Towards Amharic DBpedia
Description
DBpedia is a collaborative initiative focused on extracting structured information from Wikipedia and presenting it as Linked Open Data. While semantic web resourceful languages like English and German have dedicated DBpedia chapters, there must be more representation of low-resourced languages like Amharic. Amharic - an African language - is the official language of Ethiopia, spoken by millions globally, and it is one such language that lacks its own DBpedia chapter. This project endeavors to create an Amharic DBpedia Chapter, aiming to be the first sub-Saharan African language to join the internationalization efforts of DBpedia. This project will pave the way for other African languages to be part of DBpedia. Therefore, the task is effectively extracting, processing, and integrating information from Amharic Wikipedia into DBpedia.
Goal
The primary goal of this project is to create an Amharic DBpedia chapter to be reached at am.dbpedia.org:
- Create an Amharic DBpedia chapter in the DBpedia knowledge graph with data from Amharic Wikipedia.
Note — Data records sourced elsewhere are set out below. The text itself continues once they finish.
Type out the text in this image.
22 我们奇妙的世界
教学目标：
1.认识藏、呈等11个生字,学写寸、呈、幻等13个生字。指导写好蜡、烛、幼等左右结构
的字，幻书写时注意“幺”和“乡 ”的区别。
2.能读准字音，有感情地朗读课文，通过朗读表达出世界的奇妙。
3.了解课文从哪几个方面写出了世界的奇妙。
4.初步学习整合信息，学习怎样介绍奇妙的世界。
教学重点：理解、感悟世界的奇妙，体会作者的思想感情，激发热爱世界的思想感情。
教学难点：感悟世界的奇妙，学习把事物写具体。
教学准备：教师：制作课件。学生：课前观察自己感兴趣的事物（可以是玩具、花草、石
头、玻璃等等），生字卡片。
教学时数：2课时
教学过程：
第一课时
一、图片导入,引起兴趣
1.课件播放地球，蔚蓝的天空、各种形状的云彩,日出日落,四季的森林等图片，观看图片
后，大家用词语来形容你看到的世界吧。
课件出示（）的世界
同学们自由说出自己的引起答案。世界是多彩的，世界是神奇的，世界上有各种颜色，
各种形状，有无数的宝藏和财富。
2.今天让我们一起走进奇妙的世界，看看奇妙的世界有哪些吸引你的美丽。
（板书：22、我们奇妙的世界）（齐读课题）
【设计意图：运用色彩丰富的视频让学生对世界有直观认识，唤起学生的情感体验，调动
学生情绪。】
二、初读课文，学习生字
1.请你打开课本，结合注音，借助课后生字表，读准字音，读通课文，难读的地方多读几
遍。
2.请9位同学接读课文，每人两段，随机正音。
- Extend the DBpedia extraction framework to extract citations, disambiguation, personal data, topical concepts, anchor text, and shared resources from Amharic Wikipedia.
- Create Amharic DBpedia mapping based on DBpedia ontology mapping guidelines.
- Make the knowledge graph available to end users via a web page.
- Create a SPARQL endpoint to make it queryable.
- Create a document for processes, tools, and techniques used for sustainable development following FAIR principles.
Impact
- Enabling users to access and utilize structured data in Amharic DBpedia more effectively.
- Promote linguistic diversity and support research, education, and applications that rely on multilingual knowledge graphs.
- NLP downstream tasks: Apply knowledge graphs from DBpedia to downstream NLP tasks such as machine translation and sentiment analysis.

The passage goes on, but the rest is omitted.